Timboektoe (2)

Zomaar een oud handschrift, niet uit Timboektoe (Vaticaanse Bibliotheek, Rome)

Ik vertelde in de vorige post dat er in Timboektoe informatie ligt die nergens anders beschikbaar is. Maar hoe belangrijk is die? Ik had ooit een Nigeriaanse geliefde, die spinnijdig kon worden om het gemak waarmee Europese historici het konden hebben over “the people without history” (de titel van een boek dat overigens probeerde de balans recht te zetten). Voor haar was de geschiedenis van West-Afrika een halszaak. Een alleszins begrijpelijk standpunt, maar we moeten eerlijk erkennen dat niet iedereen evenveel waarde hecht aan dat onderwerp, zoals het u ook vrij staat geen belang te stellen in de precieze recitatiewijze van de Koran.

Wat maakt informatie belangrijk? Wie zegt dat álles belangrijk is en dat níets verloren mag gaan, kiest er tevens voor elk jaar miljoenen, misschien wel miljarden uit te geven. Een voorbeeld is onze eigen Nederlandse rijksoverheid. De hoeveelheid geschreven informatie die zij elk jaar produceert, wordt uitgedrukt in kilometers, en het is domweg niet mogelijk om alles te bewaren. Dat hoeft gelukkig ook niet. Ligt er eenmaal een accountantsverklaring, dan bewaren we de onderliggende stukken nog een jaar of vijf, en daarna kunnen de bonnetjes en declaraties richting archiefvernietiging. Net zoals de correspondentie met burgers of adreswijzigingen. Het mag gewoon weg. Omgekeerd blijven archiefstukken met betrekking op de Tweede Wereldoorlog, hoe triviaal ook, zonder uitzondering bewaard.

Het is te kostbaar álles te bewaren en daarom moet je selecteren. Het is daarbij echter van belang dat er neutrale criteria zijn om vast te stellen wat bewaard moet blijven en wat niet. Dat geldt voor gewone archiefstukken, maar ook voor bijvoorbeeld historische en archeologische monumenten. Dan komen vragen op rond de fysieke kwaliteit van de voorwerpen, hun zeldzaamheid of representativiteit, het wetenschappelijke belang, de historische waarde en wat “belevingswaarde” wordt genoemd. Aan de hand van deze criteria maken erfgoedspecialisten hun afwegingen – of het nu gaat om historische monumenten, archeologische voorwerpen of archiefstukken.

Een mooi voorbeeld is Libië, dat in Tripoli een prachtig Nationaal Museum heeft en even verderop de uitgestrekte ruïnestad Lepcis Magna.
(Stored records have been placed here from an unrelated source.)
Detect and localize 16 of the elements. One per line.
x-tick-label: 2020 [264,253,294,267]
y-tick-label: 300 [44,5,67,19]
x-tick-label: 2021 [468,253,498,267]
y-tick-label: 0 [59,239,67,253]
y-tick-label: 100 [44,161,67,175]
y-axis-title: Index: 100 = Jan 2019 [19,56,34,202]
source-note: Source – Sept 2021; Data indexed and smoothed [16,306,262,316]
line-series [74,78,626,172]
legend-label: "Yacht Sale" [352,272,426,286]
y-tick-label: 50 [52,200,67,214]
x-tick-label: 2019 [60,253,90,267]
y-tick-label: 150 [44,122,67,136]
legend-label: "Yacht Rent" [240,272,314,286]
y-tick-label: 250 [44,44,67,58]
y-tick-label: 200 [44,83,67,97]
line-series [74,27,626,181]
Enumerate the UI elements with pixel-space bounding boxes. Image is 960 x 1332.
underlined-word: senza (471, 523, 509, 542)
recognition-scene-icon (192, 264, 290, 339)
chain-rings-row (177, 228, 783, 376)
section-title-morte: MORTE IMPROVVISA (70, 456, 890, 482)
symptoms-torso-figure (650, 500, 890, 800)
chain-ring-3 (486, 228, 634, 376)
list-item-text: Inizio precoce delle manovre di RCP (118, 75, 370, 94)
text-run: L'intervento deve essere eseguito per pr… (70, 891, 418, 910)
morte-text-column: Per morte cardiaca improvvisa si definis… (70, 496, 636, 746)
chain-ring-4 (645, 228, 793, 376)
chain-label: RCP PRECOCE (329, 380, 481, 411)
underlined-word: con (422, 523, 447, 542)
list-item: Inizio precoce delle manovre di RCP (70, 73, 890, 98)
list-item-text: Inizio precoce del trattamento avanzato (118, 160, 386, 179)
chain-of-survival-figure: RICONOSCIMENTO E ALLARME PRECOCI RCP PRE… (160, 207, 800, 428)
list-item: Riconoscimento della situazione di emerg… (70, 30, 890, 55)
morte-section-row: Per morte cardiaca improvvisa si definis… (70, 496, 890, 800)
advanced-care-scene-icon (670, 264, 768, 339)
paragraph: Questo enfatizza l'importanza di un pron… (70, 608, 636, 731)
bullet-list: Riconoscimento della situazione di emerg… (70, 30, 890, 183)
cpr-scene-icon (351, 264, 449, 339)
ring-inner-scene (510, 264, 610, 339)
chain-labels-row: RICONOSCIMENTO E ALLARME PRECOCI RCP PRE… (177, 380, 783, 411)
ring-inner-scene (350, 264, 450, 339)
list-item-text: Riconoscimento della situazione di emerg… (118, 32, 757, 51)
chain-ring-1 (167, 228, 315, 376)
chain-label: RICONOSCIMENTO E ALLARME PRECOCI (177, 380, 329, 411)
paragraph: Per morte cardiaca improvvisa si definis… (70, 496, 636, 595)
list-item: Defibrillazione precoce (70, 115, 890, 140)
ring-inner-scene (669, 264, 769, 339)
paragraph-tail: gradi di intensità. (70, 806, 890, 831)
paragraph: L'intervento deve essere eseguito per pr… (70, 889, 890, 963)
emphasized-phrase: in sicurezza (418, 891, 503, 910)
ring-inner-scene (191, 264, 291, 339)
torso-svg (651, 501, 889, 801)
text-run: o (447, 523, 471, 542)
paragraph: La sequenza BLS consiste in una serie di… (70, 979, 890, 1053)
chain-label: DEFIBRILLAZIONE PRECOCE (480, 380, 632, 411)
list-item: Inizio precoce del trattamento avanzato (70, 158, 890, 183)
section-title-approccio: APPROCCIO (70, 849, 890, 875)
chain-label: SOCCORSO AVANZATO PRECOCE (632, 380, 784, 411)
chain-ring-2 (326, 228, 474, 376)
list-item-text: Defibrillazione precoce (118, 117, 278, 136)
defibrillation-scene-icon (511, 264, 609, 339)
Hun belevingswaarde is vrij hoog en de fysieke kwaliteit is uitstekend. Om die reden staan beide ook op de monumentenlijst, maar anders dan u zou verwachten zijn het slechts subtoppers. Hoe mooi de sculptuur in het museum en hoe indrukwekkend de architectuur in Lepcis ook moge zijn, ze zijn verre van uniek. Italië, Spanje, Griekenland, Turkije en Syrië bieden hetzelfde. Wat in Libië uniek, van enorme wetenschappelijke waarde en van groot historisch belang is, en daarnaast ook nog een uitstekende fysieke kwaliteit bezit, zijn de gebouwen en monumenten van de Limes Tripolitanus.

De westerse media hebben, tijdens de recente burgeroorlog, vooral gelet op Tripoli en Lepcis. De Limes Tripolitanus trok de aandacht niet en hoe de monumenten van pakweg Ghirza er nu bij staan, weet ik niet. Van het belangrijkste museum, dat van Banu Walid, staat vast dat het is geplunderd. Een onvervangbaar stuk erfgoed van de mensheid, dat volgens de gangbare criteria bewaard had moeten blijven, is voorgoed verloren, en het is uitgesproken wrang dat de westerse media hebben rondgebazuind dat de schade in Libië wel meeviel. Dat Tripoli en Lepcis zijn gespaard is fijn voor de toeristen, maar voor de mensheid als geheel heeft zich een catastrofe voltrokken.

De manuscripten in Timboektoe vallen ook in deze categorie. Uniek, representatief voor een niet goed bekende cultuur, wetenschappelijk belangrijk, van enorme historische waarde. Volgens de gangbare criteria teksten die tot elke prijs bewaard moeten blijven. En toen kwam het bericht, eerder deze week, dat ze waren vernietigd.